Q: I was listening to a trailer for a BBC Radio 4 broadcast about the reconstruction of the Globe Theatre when a novel usage caught my attention. The speaker referred to an “apocryphal” moment in which she realized she wanted to be involved in the project. Have you noticed a shift in the meaning of “apocryphal”?
A: No, we hadn’t noticed, at least not until we got your question.
A bit of googling, though, suggests that quite a few other people are using (or, rather, misusing) the adjective “apocryphal” to describe a sudden insight or inspiration or perception.
We came across a book on cancer research, for example, that describes an inspired technological breakthrough in treatment as “truly an apocryphal moment.”
You’re not the only person to raise an eyebrow at that BBC Radio 4 broadcast on April 22, 2012, of The Reunion.
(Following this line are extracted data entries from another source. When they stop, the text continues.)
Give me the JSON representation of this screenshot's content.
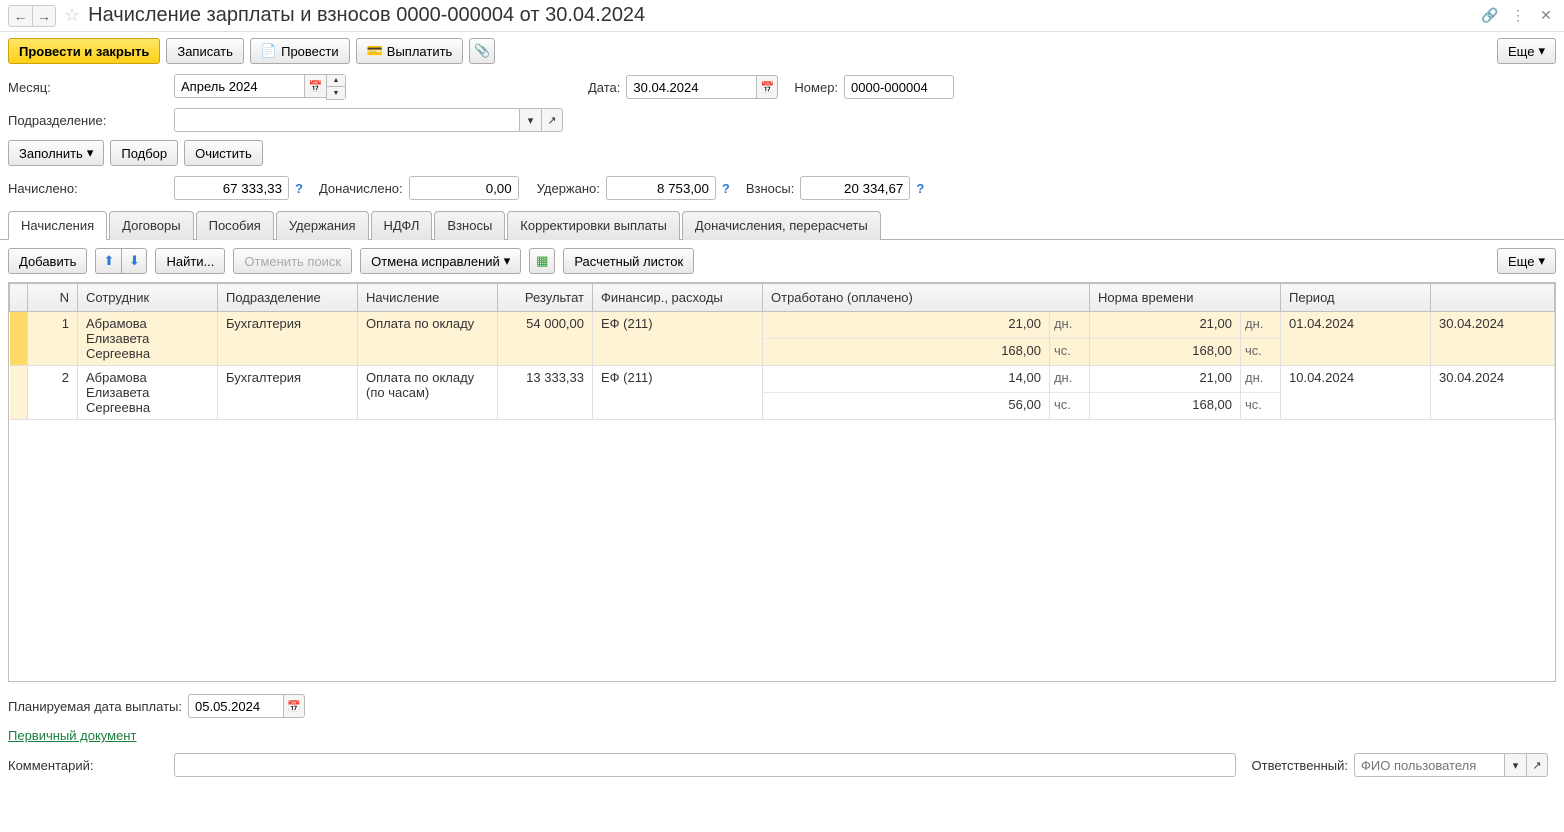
{
  "header": {
    "title": "Начисление зарплаты и взносов 0000-000004 от 30.04.2024"
  },
  "toolbar": {
    "post_close": "Провести и закрыть",
    "save": "Записать",
    "post": "Провести",
    "pay": "Выплатить",
    "more": "Еще"
  },
  "form": {
    "month_label": "Месяц:",
    "month_value": "Апрель 2024",
    "date_label": "Дата:",
    "date_value": "30.04.2024",
    "number_label": "Номер:",
    "number_value": "0000-000004",
    "department_label": "Подразделение:",
    "department_value": "",
    "fill": "Заполнить",
    "select": "Подбор",
    "clear": "Очистить"
  },
  "totals": {
    "accrued_label": "Начислено:",
    "accrued_value": "67 333,33",
    "additional_label": "Доначислено:",
    "additional_value": "0,00",
    "withheld_label": "Удержано:",
    "withheld_value": "8 753,00",
    "contributions_label": "Взносы:",
    "contributions_value": "20 334,67"
  },
  "tabs": {
    "accruals": "Начисления",
    "contracts": "Договоры",
    "benefits": "Пособия",
    "deductions": "Удержания",
    "ndfl": "НДФЛ",
    "contributions": "Взносы",
    "corrections": "Корректировки выплаты",
    "recalc": "Доначисления, перерасчеты"
  },
  "tab_toolbar": {
    "add": "Добавить",
    "find": "Найти...",
    "cancel_find": "Отменить поиск",
    "cancel_corrections": "Отмена исправлений",
    "payslip": "Расчетный листок",
    "more": "Еще"
  },
  "table": {
    "headers": {
      "n": "N",
      "employee": "Сотрудник",
      "department": "Подразделение",
      "accrual": "Начисление",
      "result": "Результат",
      "financing": "Финансир., расходы",
      "worked": "Отработано (оплачено)",
      "norm": "Норма времени",
      "period": "Период"
    },
    "rows": [
      {
        "n": "1",
        "employee": "Абрамова Елизавета Сергеевна",
        "department": "Бухгалтерия",
        "accrual": "Оплата по окладу",
        "result": "54 000,00",
        "financing": "ЕФ (211)",
        "worked_days": "21,00",
        "worked_days_unit": "дн.",
        "worked_hours": "168,00",
        "worked_hours_unit": "чс.",
        "norm_days": "21,00",
        "norm_days_unit": "дн.",
        "norm_hours": "168,00",
        "norm_hours_unit": "чс.",
        "period_from": "01.04.2024",
        "period_to": "30.04.2024",
        "highlighted": true
      },
      {
        "n": "2",
        "employee": "Абрамова Елизавета Сергеевна",
        "department": "Бухгалтерия",
        "accrual": "Оплата по окладу (по часам)",
        "result": "13 333,33",
        "financing": "ЕФ (211)",
        "worked_days": "14,00",
        "worked_days_unit": "дн.",
        "worked_hours": "56,00",
        "worked_hours_unit": "чс.",
        "norm_days": "21,00",
        "norm_days_unit": "дн.",
        "norm_hours": "168,00",
        "norm_hours_unit": "чс.",
        "period_from": "10.04.2024",
        "period_to": "30.04.2024",
        "highlighted": false
      }
    ]
  },
  "footer": {
    "planned_date_label": "Планируемая дата выплаты:",
    "planned_date_value": "05.05.2024",
    "primary_doc": "Первичный документ",
    "comment_label": "Комментарий:",
    "responsible_label": "Ответственный:",
    "responsible_placeholder": "ФИО пользователя"
  }
}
In the broadcast, the host Sue MacGregor reunited five people involved in the reconstruction of the theater.
We noticed several comments online by BBC listeners who wondered whether Claire van Kampen, the woman speaking, might have meant “apocalyptic,” not “apocryphal.” But we find that unlikely after listening to the comments by van Kampen, the new Globe’s first music director.
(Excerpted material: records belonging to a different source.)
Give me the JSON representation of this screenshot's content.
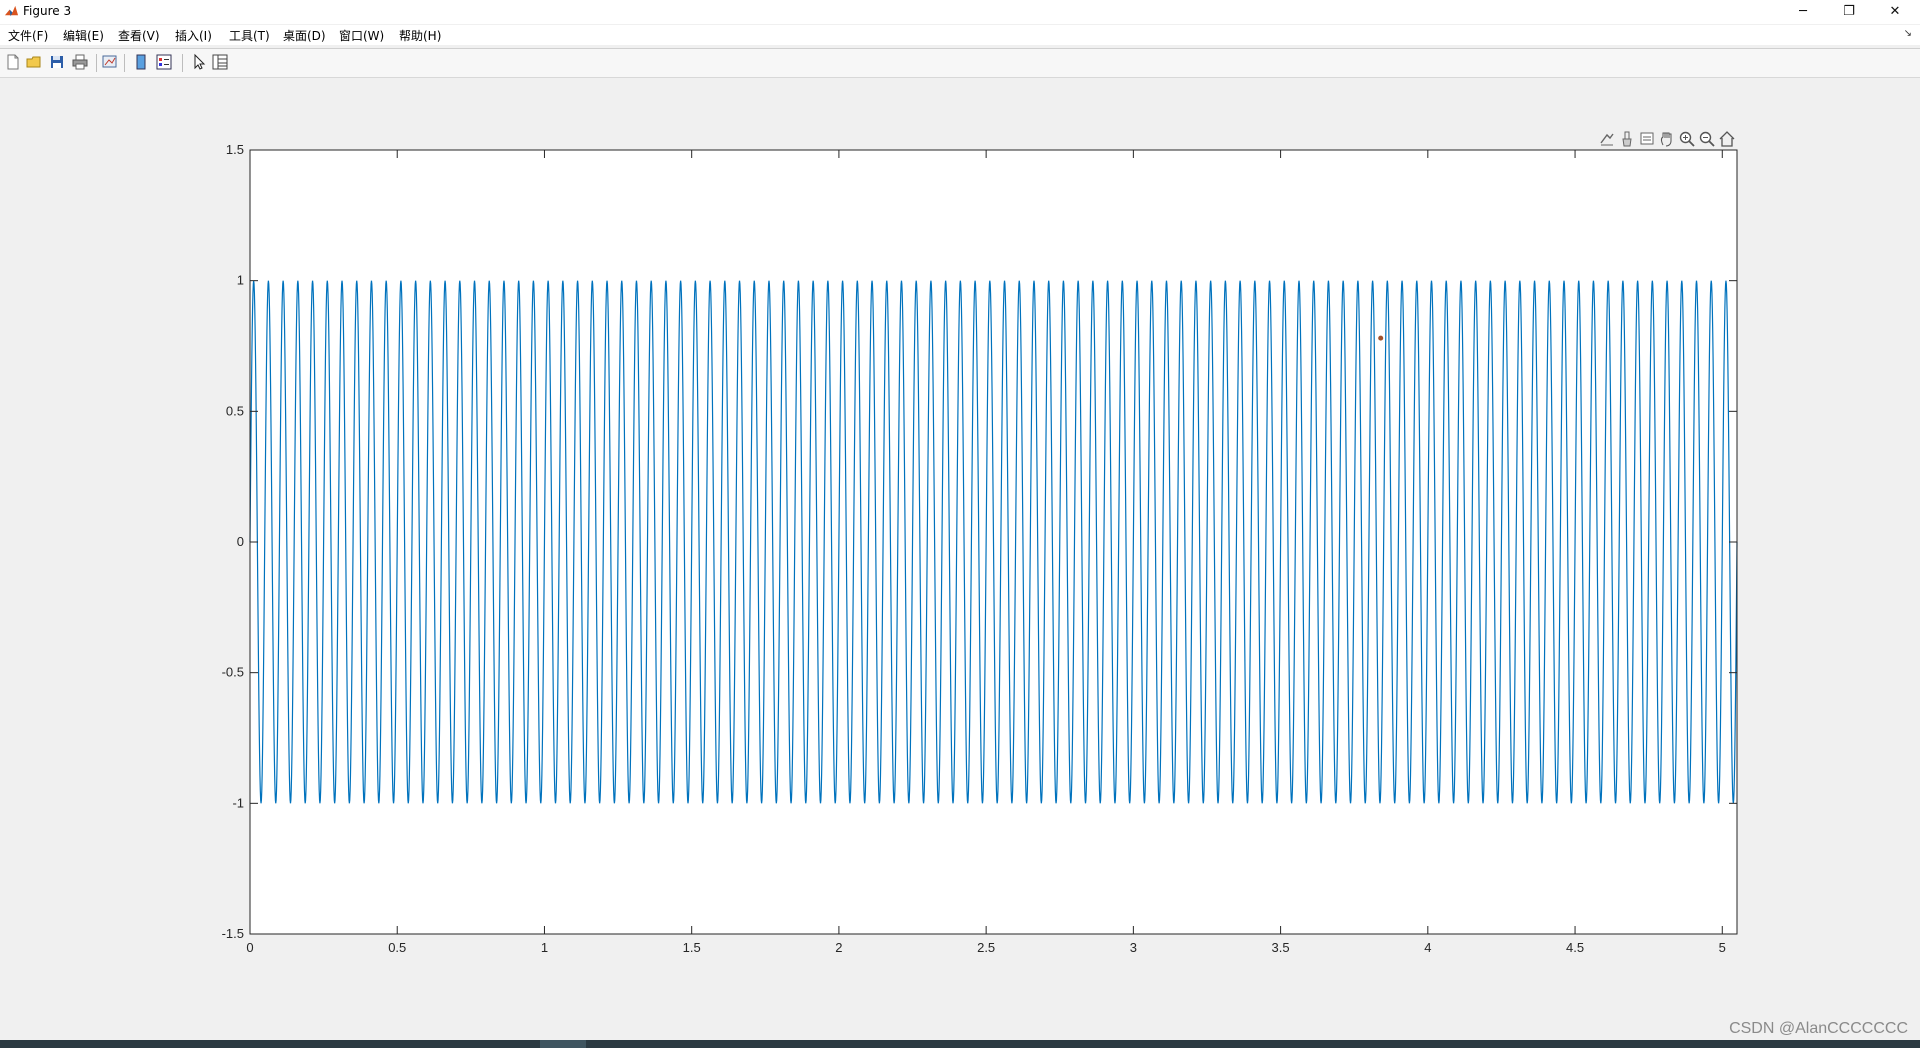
{
  "window": {
    "title": "Figure 3",
    "controls": {
      "minimize": "─",
      "restore": "❐",
      "close": "✕"
    }
  },
  "menu": {
    "items": [
      "文件(F)",
      "编辑(E)",
      "查看(V)",
      "插入(I)",
      "工具(T)",
      "桌面(D)",
      "窗口(W)",
      "帮助(H)"
    ]
  },
  "toolbar": {
    "buttons": [
      "new-figure-icon",
      "open-file-icon",
      "save-icon",
      "print-icon",
      "link-plot-icon",
      "insert-colorbar-icon",
      "insert-legend-icon",
      "edit-plot-icon",
      "property-inspector-icon"
    ]
  },
  "axes_toolbar": {
    "buttons": [
      "export-icon",
      "brush-icon",
      "data-tips-icon",
      "pan-icon",
      "zoom-in-icon",
      "zoom-out-icon",
      "home-icon"
    ]
  },
  "chart_data": {
    "type": "line",
    "title": "",
    "xlabel": "",
    "ylabel": "",
    "xlim": [
      0,
      5.05
    ],
    "ylim": [
      -1.5,
      1.5
    ],
    "xticks": [
      "0",
      "0.5",
      "1",
      "1.5",
      "2",
      "2.5",
      "3",
      "3.5",
      "4",
      "4.5",
      "5"
    ],
    "yticks": [
      "1.5",
      "1",
      "0.5",
      "0",
      "-0.5",
      "-1",
      "-1.5"
    ],
    "grid": false,
    "series": [
      {
        "function": "sin(2*pi*f*t)",
        "frequency_hz": 20,
        "amplitude": 1,
        "t_start": 0,
        "t_end": 5.05,
        "color": "#0072BD"
      }
    ],
    "data_cursor_point": {
      "x": 3.84,
      "y": 0.78
    }
  },
  "watermark": "CSDN @AlanCCCCCCC",
  "colors": {
    "line": "#0072BD",
    "axes_bg": "#ffffff",
    "figure_bg": "#f0f0f0"
  }
}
In the broadcast, she describes the moment that inspired her to join the project. She was visiting the site with her husband, the actor Mark Rylance, and felt disappointed at how little progress had been made:
“And then suddenly it—it was one of those apocryphal moments. The moon came out from behind the clouds. And it shone directly on this—this place. And then we heard St. Paul’s chime and we thought, ‘No, no, this—this is going to be magical. And we—we really want to be involved.’ ”
Our guess is that she (like others who misuse the term) was under the mistaken impression that “apocryphal,” which means inauthentic, erroneous, or fictitious, could be used to describe an epiphany.
Webster’s Third New International Dictionary, Unabridged, defines epiphany as “a usually sudden manifestation or perception of the essential nature or meaning of something” or “an intuitive grasp of reality through something usually simple and striking.”
We couldn’t find a single standard dictionary that includes insightful, inspirational, or perceptive as a sense of “apocryphal.”
When the adjective showed up in English in the late 16th century, it referred to a statement or story or other piece of writing.
By the early 17th century, according to the Oxford English Dictionary, it was being used to refer to the “the Jewish and early Christian uncanonical literature”—that is the Apocrypha, the etymological parent of the adjective.
Around the same time, “apocryphal” took on its modern meaning of unreal, counterfeit, or sham. The earliest OED citation for this sense is from Ben Jonson’s 1612 comedy The Alchemist: “A whoresonne, vpstart, Apocryphall Captayne.”
So will the inspirational sense of “apocryphal” that you noticed catch on? We haven’t had an epiphany, but we don’t think so.